John Alcott used to define himself as a natural light cameraman: he managed to master light to naturally light the scene in all of the features he DP'd and, of course, Barry Lyndon is no exception; in fact it was the first historical film to be lit in a natural way: lighting in a more theatrical way was the trend at that time for that kind of features. Throughout Barry Lyndon, there's a constant feeling of natural light coming through the windows of the locations simulated by Mini-Bruts always placed outside the houses where they shot. Anyway, there are some scenes, like the one with Barry and Captain Potzodof, lit with light placed on top of their head which is no really justified nor natural.

They had to gel windows and use different ND to stop down the light and, despite the "rules", they never used a 85 filter to colour correct the light to give an overall consistent balance throughout the film and because of the low light conditions of exterior light they had to deal with sometimes: in this way they managed to keep the extra 2/3 of a stop the filter would have taken down.

Shooting exteriors was a problem because the brightness of the day changed a lot so they had to change the aperture constantly to match the brilliance (not always achieving it thou), finding themselves to shoot with full aperture: the Canon K35 T1.2 come quite helpful in several shots.

Instead of using diffusion filters, quite trendy at that time, Alcott and Kubrick decided to use Low Contrast Filter which is not really consistent throughout the entire picture but doesn't affect the overall cinematography. In the wedding sequence we notice the use of the filter combined with a brown net which gave Alcott a more control over the highlights. Another filter Alcott used unconventionally is the Graduated Neutral Density filters, making use of them for interior shots (Was he probably the first one to do so?).

Another interesting technique used by Alcott is the use of mixed coloured light during the film.

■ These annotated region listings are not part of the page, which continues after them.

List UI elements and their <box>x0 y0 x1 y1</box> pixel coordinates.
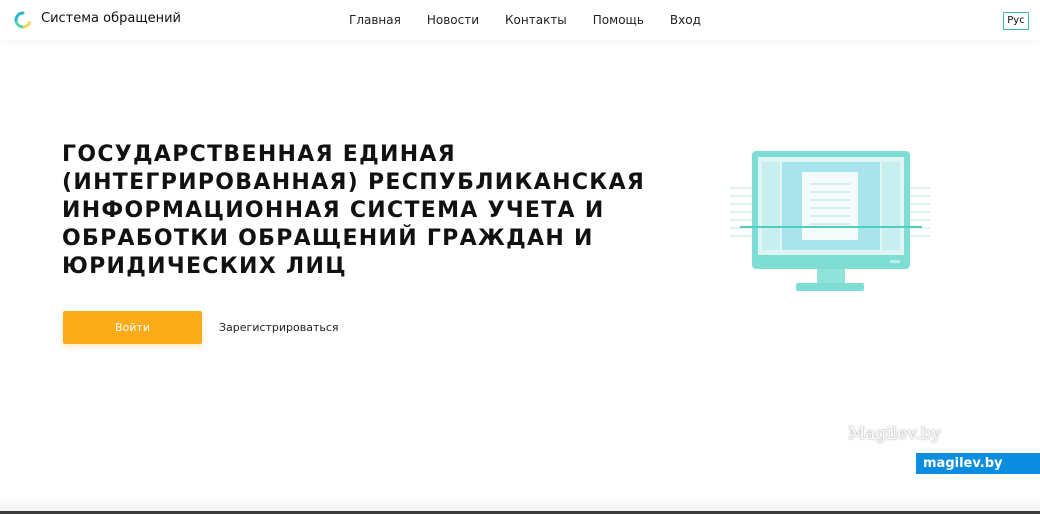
register-link[interactable]: Зарегистрироваться <box>219 321 339 334</box>
watermark-badge: magilev.by <box>916 453 1040 474</box>
nav-item-news[interactable]: Новости <box>427 13 479 27</box>
monitor-document-icon <box>730 151 930 291</box>
language-switch[interactable]: Рус <box>1003 12 1029 30</box>
watermark-overlay-text: Magilev.by <box>848 424 941 444</box>
nav-item-login[interactable]: Вход <box>670 13 701 27</box>
nav-item-contacts[interactable]: Контакты <box>505 13 567 27</box>
bottom-fade <box>0 495 1040 511</box>
hero-title: Государственная единая (интегрированная)… <box>62 142 646 279</box>
site-header: Система обращений Главная Новости Контак… <box>0 0 1040 40</box>
brand-title[interactable]: Система обращений <box>41 11 181 26</box>
page: Система обращений Главная Новости Контак… <box>0 0 1040 514</box>
nav-item-help[interactable]: Помощь <box>593 13 644 27</box>
nav-item-home[interactable]: Главная <box>349 13 401 27</box>
login-button[interactable]: Войти <box>63 311 202 344</box>
main-nav: Главная Новости Контакты Помощь Вход <box>349 13 727 27</box>
ring-logo-icon[interactable] <box>14 11 32 29</box>
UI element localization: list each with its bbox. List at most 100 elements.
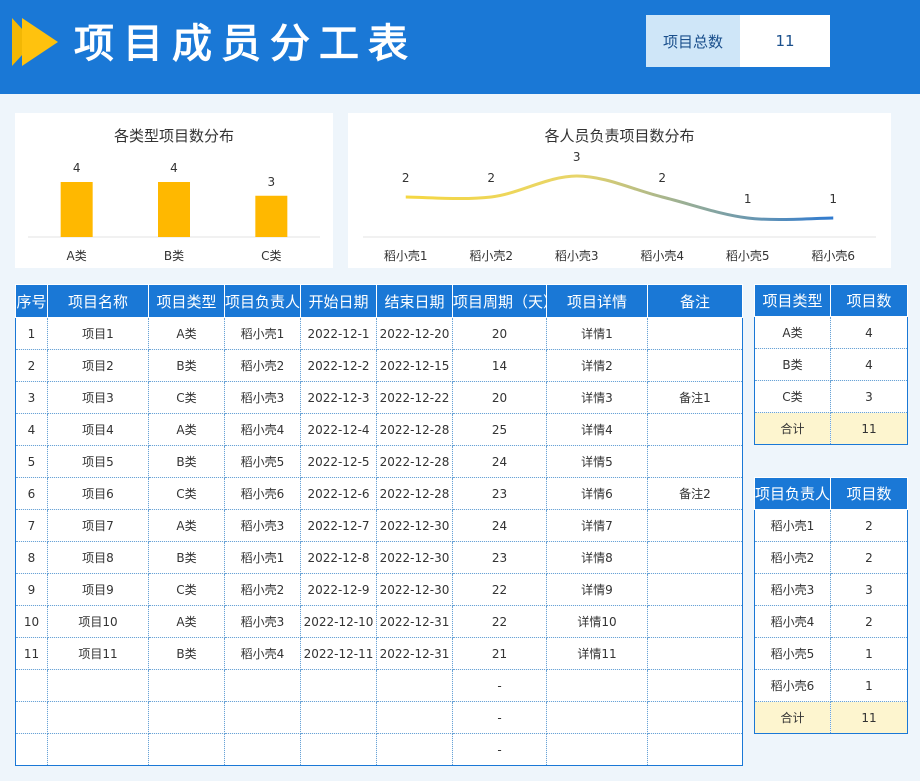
table-cell[interactable]: 1: [15, 317, 48, 350]
table-cell[interactable]: -: [452, 669, 547, 702]
table-cell[interactable]: 1: [830, 637, 908, 670]
table-cell[interactable]: C类: [148, 573, 225, 606]
total-cell[interactable]: 11: [830, 701, 908, 734]
table-cell[interactable]: 2022-12-5: [300, 445, 377, 478]
table-cell[interactable]: [647, 509, 743, 542]
table-cell[interactable]: 稻小壳1: [224, 317, 301, 350]
table-cell[interactable]: 9: [15, 573, 48, 606]
table-cell[interactable]: [546, 701, 648, 734]
table-cell[interactable]: 2022-12-1: [300, 317, 377, 350]
table-cell[interactable]: 2022-12-7: [300, 509, 377, 542]
table-cell[interactable]: 22: [452, 573, 547, 606]
table-cell[interactable]: 3: [830, 573, 908, 606]
table-cell[interactable]: 稻小壳5: [224, 445, 301, 478]
table-cell[interactable]: 稻小壳3: [224, 605, 301, 638]
table-cell[interactable]: 2022-12-28: [376, 477, 453, 510]
table-cell[interactable]: [546, 669, 648, 702]
table-cell[interactable]: 21: [452, 637, 547, 670]
table-cell[interactable]: 4: [830, 348, 908, 381]
table-cell[interactable]: 详情7: [546, 509, 648, 542]
table-cell[interactable]: [647, 669, 743, 702]
table-cell[interactable]: 稻小壳3: [224, 509, 301, 542]
table-cell[interactable]: 稻小壳3: [754, 573, 831, 606]
table-cell[interactable]: 详情4: [546, 413, 648, 446]
table-cell[interactable]: 8: [15, 541, 48, 574]
table-cell[interactable]: 详情5: [546, 445, 648, 478]
table-cell[interactable]: [224, 701, 301, 734]
table-cell[interactable]: 详情11: [546, 637, 648, 670]
table-cell[interactable]: 4: [15, 413, 48, 446]
table-cell[interactable]: [15, 733, 48, 766]
total-cell[interactable]: 合计: [754, 701, 831, 734]
table-cell[interactable]: [647, 413, 743, 446]
table-cell[interactable]: 23: [452, 477, 547, 510]
table-cell[interactable]: 2022-12-30: [376, 541, 453, 574]
table-cell[interactable]: 14: [452, 349, 547, 382]
table-cell[interactable]: 稻小壳4: [224, 637, 301, 670]
table-cell[interactable]: 详情9: [546, 573, 648, 606]
table-cell[interactable]: [15, 669, 48, 702]
table-cell[interactable]: 稻小壳2: [224, 573, 301, 606]
table-cell[interactable]: [647, 637, 743, 670]
table-cell[interactable]: 稻小壳4: [224, 413, 301, 446]
table-cell[interactable]: [647, 733, 743, 766]
table-cell[interactable]: 项目2: [47, 349, 149, 382]
table-cell[interactable]: 稻小壳6: [754, 669, 831, 702]
table-cell[interactable]: 项目9: [47, 573, 149, 606]
table-cell[interactable]: C类: [754, 380, 831, 413]
table-cell[interactable]: C类: [148, 477, 225, 510]
table-cell[interactable]: [148, 701, 225, 734]
table-cell[interactable]: 详情3: [546, 381, 648, 414]
table-cell[interactable]: B类: [148, 637, 225, 670]
table-cell[interactable]: 详情6: [546, 477, 648, 510]
table-cell[interactable]: A类: [754, 316, 831, 349]
table-cell[interactable]: 项目8: [47, 541, 149, 574]
table-cell[interactable]: 稻小壳3: [224, 381, 301, 414]
table-cell[interactable]: 备注1: [647, 381, 743, 414]
table-cell[interactable]: 稻小壳2: [224, 349, 301, 382]
table-cell[interactable]: 6: [15, 477, 48, 510]
table-cell[interactable]: [47, 733, 149, 766]
table-cell[interactable]: 2022-12-20: [376, 317, 453, 350]
table-cell[interactable]: B类: [148, 349, 225, 382]
table-cell[interactable]: [647, 573, 743, 606]
table-cell[interactable]: -: [452, 701, 547, 734]
table-cell[interactable]: [376, 669, 453, 702]
table-cell[interactable]: [148, 733, 225, 766]
table-cell[interactable]: [647, 317, 743, 350]
table-cell[interactable]: -: [452, 733, 547, 766]
table-cell[interactable]: [300, 701, 377, 734]
table-cell[interactable]: 2022-12-3: [300, 381, 377, 414]
table-cell[interactable]: 2022-12-22: [376, 381, 453, 414]
table-cell[interactable]: 24: [452, 445, 547, 478]
table-cell[interactable]: 2022-12-11: [300, 637, 377, 670]
table-cell[interactable]: 10: [15, 605, 48, 638]
table-cell[interactable]: 2022-12-2: [300, 349, 377, 382]
table-cell[interactable]: 2: [830, 541, 908, 574]
table-cell[interactable]: [647, 605, 743, 638]
table-cell[interactable]: 项目10: [47, 605, 149, 638]
table-cell[interactable]: 详情8: [546, 541, 648, 574]
table-cell[interactable]: 稻小壳1: [224, 541, 301, 574]
table-cell[interactable]: 1: [830, 669, 908, 702]
table-cell[interactable]: 2: [15, 349, 48, 382]
table-cell[interactable]: 22: [452, 605, 547, 638]
table-cell[interactable]: B类: [148, 541, 225, 574]
table-cell[interactable]: 详情1: [546, 317, 648, 350]
table-cell[interactable]: 11: [15, 637, 48, 670]
table-cell[interactable]: 详情2: [546, 349, 648, 382]
table-cell[interactable]: 20: [452, 317, 547, 350]
table-cell[interactable]: 7: [15, 509, 48, 542]
table-cell[interactable]: 3: [15, 381, 48, 414]
table-cell[interactable]: 20: [452, 381, 547, 414]
table-cell[interactable]: 2022-12-30: [376, 573, 453, 606]
table-cell[interactable]: 项目3: [47, 381, 149, 414]
table-cell[interactable]: [300, 669, 377, 702]
table-cell[interactable]: [47, 701, 149, 734]
table-cell[interactable]: 稻小壳5: [754, 637, 831, 670]
table-cell[interactable]: 2: [830, 605, 908, 638]
table-cell[interactable]: 2022-12-31: [376, 637, 453, 670]
table-cell[interactable]: 2022-12-15: [376, 349, 453, 382]
table-cell[interactable]: 4: [830, 316, 908, 349]
table-cell[interactable]: [647, 541, 743, 574]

In the scene of Barry's room after he has had his leg amputated, for example, a warm effect is achieved by placing 1/2 sepia gel over the light coming through the window. While, when Barry's boy is dying, the natural blue day-light comes trough the window without colour correction.

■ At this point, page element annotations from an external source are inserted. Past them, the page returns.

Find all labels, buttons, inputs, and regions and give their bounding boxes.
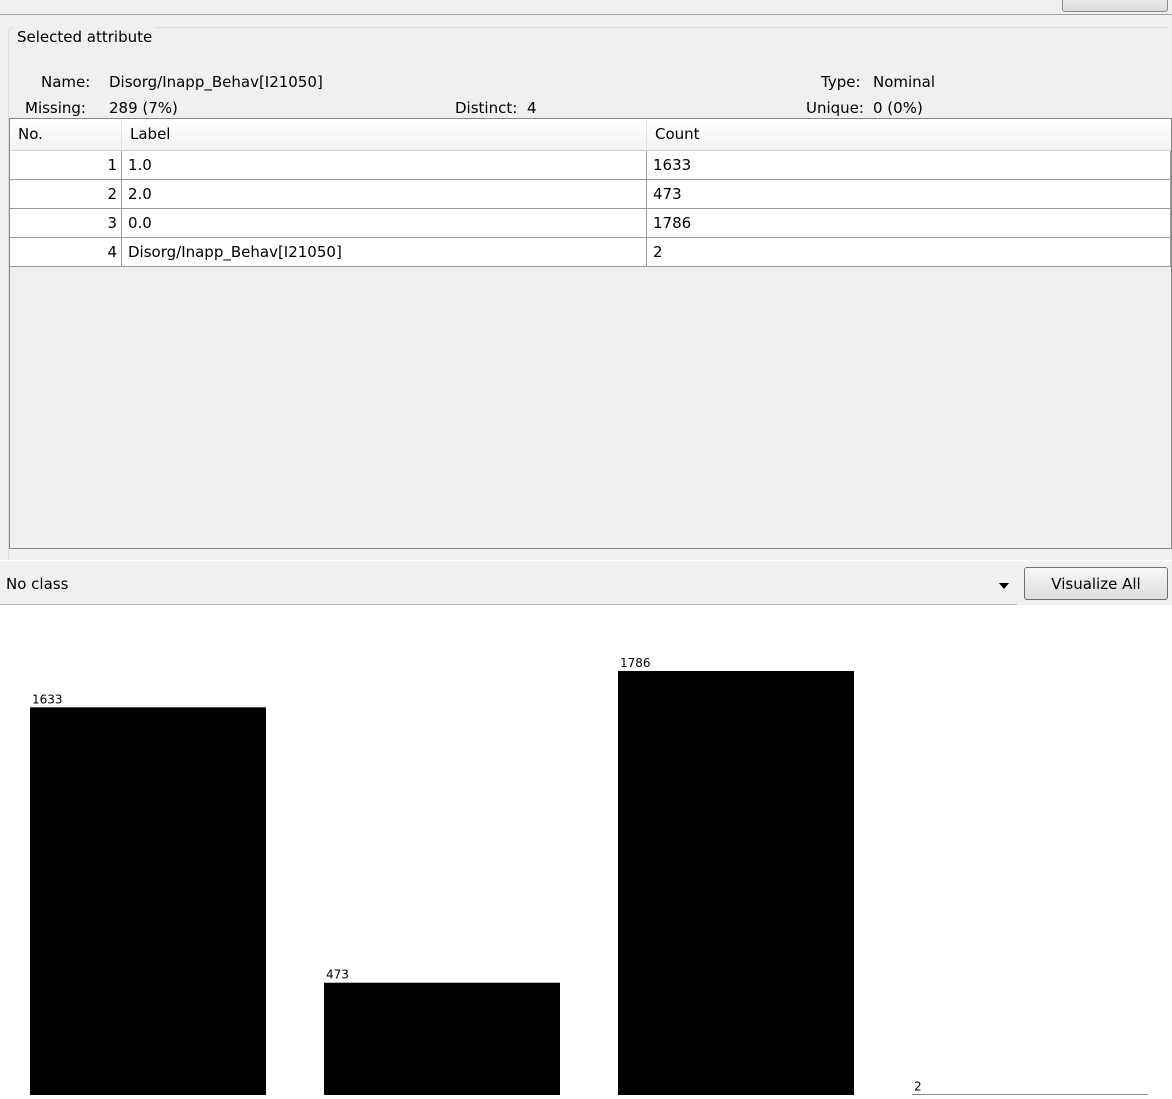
- cell-count: 1633: [647, 151, 1171, 180]
- unique-label: Unique:: [806, 98, 864, 118]
- type-label: Type:: [821, 72, 861, 92]
- partial-top-button[interactable]: [1062, 0, 1168, 12]
- histogram-chart: 1633 473 1786 2: [0, 605, 1172, 1095]
- cell-no: 2: [10, 180, 122, 209]
- distinct-value: 4: [527, 98, 537, 118]
- bar-value-label: 1786: [620, 656, 651, 670]
- table-row[interactable]: 2 2.0 473: [10, 180, 1171, 209]
- column-header-label[interactable]: Label: [122, 119, 647, 150]
- cell-no: 4: [10, 238, 122, 267]
- class-bar: No class Visualize All: [0, 560, 1172, 606]
- cell-label: 1.0: [122, 151, 647, 180]
- table-row[interactable]: 4 Disorg/Inapp_Behav[I21050] 2: [10, 238, 1171, 267]
- histogram-panel: 1633 473 1786 2: [0, 605, 1172, 1095]
- histogram-bar: [30, 707, 266, 1095]
- histogram-bar: [324, 983, 560, 1095]
- bar-value-label: 1633: [32, 692, 63, 706]
- cell-label: 0.0: [122, 209, 647, 238]
- class-dropdown[interactable]: No class: [0, 563, 1017, 605]
- bar-value-label: 2: [914, 1080, 922, 1094]
- cell-count: 1786: [647, 209, 1171, 238]
- cell-count: 473: [647, 180, 1171, 209]
- name-value: Disorg/Inapp_Behav[I21050]: [109, 72, 323, 92]
- cell-no: 3: [10, 209, 122, 238]
- table-row[interactable]: 1 1.0 1633: [10, 151, 1171, 180]
- missing-value: 289 (7%): [109, 98, 178, 118]
- attribute-panel: Selected attribute Name: Disorg/Inapp_Be…: [0, 15, 1172, 560]
- cell-label: 2.0: [122, 180, 647, 209]
- cell-count: 2: [647, 238, 1171, 267]
- chevron-down-icon[interactable]: [999, 583, 1009, 589]
- class-dropdown-value: No class: [6, 575, 68, 593]
- cell-no: 1: [10, 151, 122, 180]
- unique-value: 0 (0%): [873, 98, 923, 118]
- distinct-label: Distinct:: [455, 98, 517, 118]
- attribute-values-table: No. Label Count 1 1.0 1633 2 2.0 473 3 0…: [9, 118, 1172, 549]
- type-value: Nominal: [873, 72, 935, 92]
- visualize-all-button[interactable]: Visualize All: [1024, 567, 1168, 600]
- selected-attribute-legend: Selected attribute: [13, 27, 156, 47]
- table-row[interactable]: 3 0.0 1786: [10, 209, 1171, 238]
- table-header: No. Label Count: [10, 119, 1171, 151]
- column-header-no[interactable]: No.: [10, 119, 122, 150]
- top-toolbar-strip: [0, 0, 1172, 15]
- missing-label: Missing:: [25, 98, 86, 118]
- cell-label: Disorg/Inapp_Behav[I21050]: [122, 238, 647, 267]
- column-header-count[interactable]: Count: [647, 119, 1171, 150]
- histogram-bar: [618, 671, 854, 1095]
- name-label: Name:: [41, 72, 90, 92]
- bar-value-label: 473: [326, 968, 349, 982]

Camera movements are used in certain sequences but without making an excessive use of them, like travellings and handheld camera for the scenes of the battle. But the use of the Angenieux zoom is always preferred, zooming in to close ups from very wide shots in a voyeuristic manner, and the other way round, opening from a close up to reveal the whole scene. The zoom was used along with travelling too, like the scene of the battle, where a very long travelling is used and the zoom starts at 250mm with a close up.

But, the most interesting and probably most technically difficult scenes to shoot were definitely the candle lights scenes. The naturalism in the way of lighting reaches its extreme because no natural light was used whatsoever: the scenes are lit exclusively by candles, which was something technically impossible given the available means  of those years. But Kubrick's stubbornness and Ed DiGiulio's expertise made history. Kubrick discovered some Zeiss lenses which were designed for the Hasselblad NASA took to the expedition to the Moon and which had a maximum aperture of ƒ 0.7. DiGiulio made the necessary adjustments to fit the Mitchell camera. 
They placed candles all around the scene and used a 70 candles chandelier  with metal reflectors attached to the ceiling bouncing light down. The had lots of trouble with focus because of the very shallow depth of field and the impossibility of checking on a viewfinder due to loss of luminance, but the result is superb.

Barry Lyndon is a marvellous film, the composition of every scene is perfect and precise, one of the great and emblematic Kubrick's characteristic, and its cinematography is beautiful and innovative, and, even if more than 35 years have passed, today it keeps on being a reference for every photographer or cinematographer.